A damning report into gender identity services, run by The Tavistock and Portman Foundation Trust, has found the model is putting children at “considerable risk.”

An interim report by Dr Hilary Cass, said children and young people are being subjected to “lengthy” waits for accessing gender dysphoria services and not receiving support during their waits.

The report said a “fundamentally different” service model is needed which can provide timely and appropriate care for children and recommended the NHS launch local specialist centres.

In response NHS England said the contract with the Tavistock will be brought to a close and two services established by specialist children’s hospitals in London and the north west.
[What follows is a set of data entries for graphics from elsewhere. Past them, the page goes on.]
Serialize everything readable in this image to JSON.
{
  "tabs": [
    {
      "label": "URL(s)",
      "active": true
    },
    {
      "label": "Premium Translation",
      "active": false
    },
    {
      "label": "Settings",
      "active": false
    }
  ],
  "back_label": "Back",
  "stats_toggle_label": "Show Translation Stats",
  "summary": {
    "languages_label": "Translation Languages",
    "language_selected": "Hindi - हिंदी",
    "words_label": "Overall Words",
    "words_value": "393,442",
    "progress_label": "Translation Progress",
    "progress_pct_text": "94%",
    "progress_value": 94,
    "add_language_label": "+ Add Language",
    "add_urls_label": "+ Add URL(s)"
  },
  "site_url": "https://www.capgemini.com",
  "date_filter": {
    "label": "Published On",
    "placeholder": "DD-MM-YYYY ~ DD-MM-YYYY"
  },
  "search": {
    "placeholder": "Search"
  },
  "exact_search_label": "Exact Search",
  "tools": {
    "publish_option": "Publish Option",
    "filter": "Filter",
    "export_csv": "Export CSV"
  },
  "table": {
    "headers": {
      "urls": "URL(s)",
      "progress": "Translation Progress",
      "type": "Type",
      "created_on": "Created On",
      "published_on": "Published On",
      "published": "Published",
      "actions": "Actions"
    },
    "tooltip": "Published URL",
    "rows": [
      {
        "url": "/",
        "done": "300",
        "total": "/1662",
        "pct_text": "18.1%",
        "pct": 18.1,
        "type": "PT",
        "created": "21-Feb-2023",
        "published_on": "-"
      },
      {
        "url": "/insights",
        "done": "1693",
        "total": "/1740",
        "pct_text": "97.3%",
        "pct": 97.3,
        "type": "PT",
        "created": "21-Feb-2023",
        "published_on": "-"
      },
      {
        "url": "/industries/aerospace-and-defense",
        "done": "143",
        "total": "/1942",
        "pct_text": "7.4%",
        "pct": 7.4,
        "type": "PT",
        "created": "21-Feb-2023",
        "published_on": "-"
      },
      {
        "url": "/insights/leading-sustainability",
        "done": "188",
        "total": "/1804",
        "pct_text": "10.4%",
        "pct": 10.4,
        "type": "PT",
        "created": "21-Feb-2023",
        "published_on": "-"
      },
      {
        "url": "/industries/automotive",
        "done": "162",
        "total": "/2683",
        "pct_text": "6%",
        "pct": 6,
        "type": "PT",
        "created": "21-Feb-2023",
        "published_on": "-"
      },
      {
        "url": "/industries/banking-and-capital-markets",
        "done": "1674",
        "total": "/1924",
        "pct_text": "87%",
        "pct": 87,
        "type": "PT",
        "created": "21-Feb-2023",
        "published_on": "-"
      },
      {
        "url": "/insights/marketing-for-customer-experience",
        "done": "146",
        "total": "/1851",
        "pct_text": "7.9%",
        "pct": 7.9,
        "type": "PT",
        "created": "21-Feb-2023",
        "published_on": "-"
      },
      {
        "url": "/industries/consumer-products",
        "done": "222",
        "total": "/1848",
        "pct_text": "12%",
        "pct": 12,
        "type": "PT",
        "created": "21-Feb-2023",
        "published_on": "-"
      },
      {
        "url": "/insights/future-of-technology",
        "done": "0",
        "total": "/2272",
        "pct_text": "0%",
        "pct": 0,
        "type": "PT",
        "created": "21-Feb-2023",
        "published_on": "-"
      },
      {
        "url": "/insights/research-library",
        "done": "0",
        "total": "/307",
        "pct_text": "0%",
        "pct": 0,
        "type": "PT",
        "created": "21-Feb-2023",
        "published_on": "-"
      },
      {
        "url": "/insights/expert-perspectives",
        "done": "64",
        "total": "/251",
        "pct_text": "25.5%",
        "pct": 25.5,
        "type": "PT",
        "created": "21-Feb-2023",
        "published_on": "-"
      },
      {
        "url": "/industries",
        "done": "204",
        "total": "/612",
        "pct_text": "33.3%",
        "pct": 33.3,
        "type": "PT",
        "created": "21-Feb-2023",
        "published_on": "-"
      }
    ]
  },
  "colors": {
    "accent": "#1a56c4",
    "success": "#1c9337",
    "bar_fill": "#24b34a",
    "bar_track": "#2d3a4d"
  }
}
It will aim to establish these by Spring 2023.

The current service, run by The Tavistock and Portman Hospital, has previously been accused of rushing children into hormonal treatment.

According to board papers published by the hospital this week there were more than 5,000 children waiting following a referral to its gender identity dysphoria service at the end of March 2022. The service is only just seeing patients who were referred in 2018.

The waiting list for patients referred to its gender identity clinic was more than 10,000 at the end of 2021-22 and the service was seeing patients originally referred in 2017.

The trust document also shows it had 22 patient safety incidents in the last quarter of 2021-22, which included an attempted suicide.

Children with gender-related distress, Dr Cass said, have been disadvantaged because local services are not equipped to see them.

She said: “It is essential that they can access the same level of psychological and social support as any other child or young person in distress, from their first encounter with the NHS and at every level within the service.”

Dr Cass’ interim report highlighted challenges within The Tavistock’s service which included staff concerns about care raised in 2018.

Her full report is due to be published next year but has so far warned the long waiting lists for gender questioning children and young people are “unacceptable.”

The review said it was not able to yet provide recommendations on the use of puberty blockers and feminising or masculinising hormones due to gaps in the evidence.

In a letter to children impacted by the changes Dr Cass said: “I have heard that young service users are particularly worried that I will suggest that services should be reduced or stopped. I want to assure you that this is absolutely not the case – the reverse is true. I think that more services are needed for you, closer to where you live…

“I am advising that more services are made available to support you. But I must be honest; this is not something that can happen overnight, and I can’t come up with a solution that will fix the problems immediately. However, we do need to start now.”

A report from safety watchdog the Healthcare Safety Investigation Branch in April warned CAMHS services have been forced to “hold the risk” while caring for children who are waiting to access specialist gender dysphoria services.

It added: “There is a lack of capacity and capability to ensure proactive risk assessment of the health of patients waiting on the GIDS waiting list.”

The review was prompted by the death of an 18 year old transgender man who had been referred to GIDs at 16 years old.

At 17 years old he was told he would not be seen for 22 months but took his own life before his 19th birthday.